Hoewel de uitkomsten van de regionale en landelijke aanpak even bruikbaar zijn in de netwerkanalyses (relatieve verschillen tussen varianten en

maatregelpakketten), zijn er ook belangrijke verschillen tussen de landelijke en regionale risicocijfers. Behalve dat ze niet regiospecifiek zijn, zijn de landelijke cijfers per wegtype ook enigszins verouderd (Janssen, 2005). Bij gebruik van landelijke cijfers zouden deze daarom opnieuw berekend moeten worden. Hiervoor zijn wegvakintensiteiten nodig en wellicht is het een haalbare optie om deze gegevens te verkrijgen met de bestaande verkeersmodellen uit de netwerkanalyses.

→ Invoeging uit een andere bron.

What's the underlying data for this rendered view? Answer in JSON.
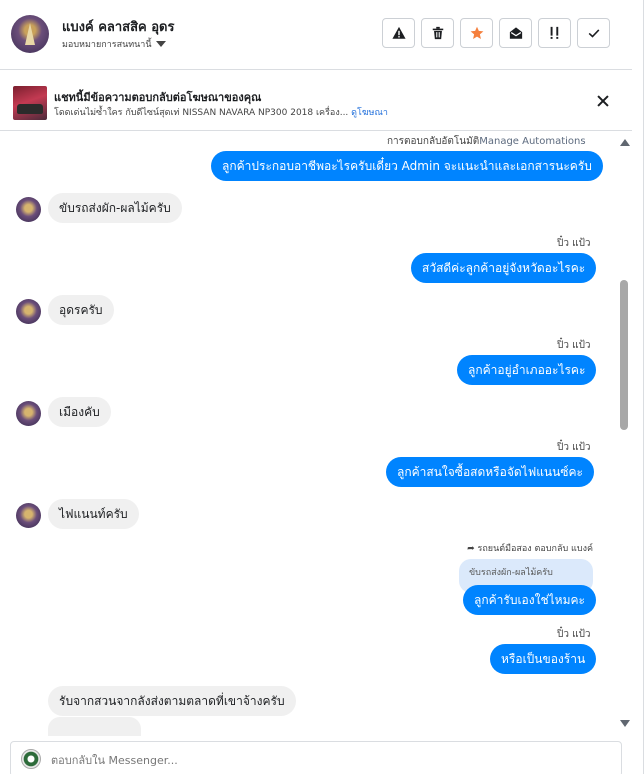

De voorkeur gaat uit naar het gebruik van regionale risicocijfers. Het voordeel hiervan is dat ongevallengegevens elk jaar bijgewerkt kunnen worden, en omdat verkeersintensiteiten in de modellen altijd voorhanden zijn, blijven de risicocijfers altijd actueel. Bovendien kunnen aan de hand van deze cijfers vergelijkingen tussen regio's/gebieden gemaakt worden en kan ook worden gekeken naar toekomstige ontwikkelingen en hun effect op de verkeersveiligheid op langere termijn.

5.3. Algemeen

Het is praktisch goed mogelijk gebleken om de verkeersveiligheid

kwantitatief mee te nemen in de regionale netwerkanalyses voor twee van de elf regio's waar al netwerkanalyses waren uitgevoerd. Bovendien heeft het inzichtelijk maken van de verkeersveiligheidseffecten van bepaalde mobiliteitsmaatregelen meerwaarde voor uiteindelijke beleidskeuzes. In een van de pilots bleek bijvoorbeeld dat het duurzaam veilig maken van een netwerk in combinatie met beprijzen, een groter effect heeft op mobiliteit en veiligheid dan beprijzen alleen. Verkeersveiligheid heeft vaak een dominante invloed op de uitkomsten van kosten-batenanalyses en door het op deze manier te kwantificeren kan het uiteindelijk van doorslaggevend belang zijn in de besluitvorming.

In het algemeen zijn de (statische en dynamische) modelinputs

(wegennetwerk) en -outputs (voertuigprestatie) geschikt voor het toepassen van de netwerktoets en de risicobenadering. Het berekenen van regionale risicocijfers vergt extra inspanning, maar dit heeft wel de voorkeur gezien de voordelen die in de vorige paragraaf al zijn genoemd.

De beschreven methoden kunnen alleen toegepast worden wanneer er deskundigheid op het gebied van verkeersmodellen en verkeersveiligheids- analyses en –systemen (BRON/LMS enzovoort) beschikbaar is. Deze deskundigheid is vooral vereist bij het koppelen van verkeersongevallendata aan modelnetwerken. Ook moet naar aanleiding van de netwerktoets rekening worden gehouden met de mogelijkheid dat er extra simulaties gedraaid moeten worden om varianten met een aangepast DV-netwerk door te rekenen.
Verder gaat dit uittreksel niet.